La nuit nous appartient

Encore un film sur la Mafia russe ? Peut-être, mais là où le Cronenberg nous avait déçu, dans sa peinture trop caricaturale du milieu (le propos n'était pas là, mais dans la description de la violence), James Gray nous tient en haleine par des personnages complexes qui jouent avec les archétypes des rapports familiaux. Le rythme est lent, le propos très cinématographique, la photo soignée. De belles idées de plans, un certain onirisme (la séquence dans les roseaux), tout cela installe un vrai climat.

La nuit nous appartient réussit là où on ne l'attendait pas : ce n'est pas un film d'action, mais une contemplation qui touche parfois au mythe.

LE LITTERRORISTE

01 janvier 2008

Les règles élémentaires pour l'écriture d'un scénario

Blake Snyder est un scénariste à succès hollywoodien. Dans cet ouvrage de vulgarisation devenu un classique, il décrit la mise en place d'un scénario efficace. Comme d'habitude chez les auteurs américains, le texte est très clair, très concret, l'auteur syntéhtise avec humilité un peu de son savoir concernant la dramaturgie. On pourrait s'offusquer d'un savoir-faire tourné tout entier vers l'efficacité économique (un bon film c'est un film qui fait beaucoup d'entrées), on pourrait aussi se scandaliser lorsque Snyder assume sans détour que le public numéro un du film hollywoodien est celui des teenagers, mais ce serait oublier que le scénariste n'est pas dans la posture de changer l'industrie du cinéma: mis en concurrence, il doit sans cesse se confronter aux autres, réécrire sans fin ses histoires. Snyder énumère donc ce qui marche, ce que l'on attend d'un scénariste dans le contexte du cinéma US actuel, et du public qui est le sien.

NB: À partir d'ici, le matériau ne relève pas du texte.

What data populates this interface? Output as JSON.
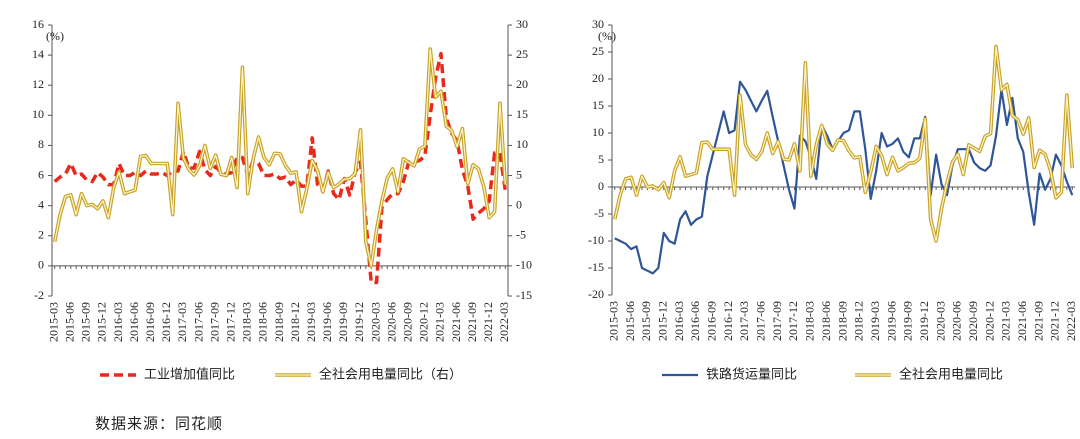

On s'étonnera de la diversité des films cités (Snyder a apparemment souhaité agrémenter l'édition française de références "locales") et on s'attardera sur les catégories de films que l'auteur propose de distinguer, catégories très pertinentes qui ne se réfèrent pas à des genres (la comédie romantique, le film d'action...), mais à des situations dramaturgiques.

Quant à la structure narrative proposée, elle se développe suivant une progression classique (proche de la structure archétypale des contes de fées) à l'issue de laquelle le personnage principal doit avoir évolué.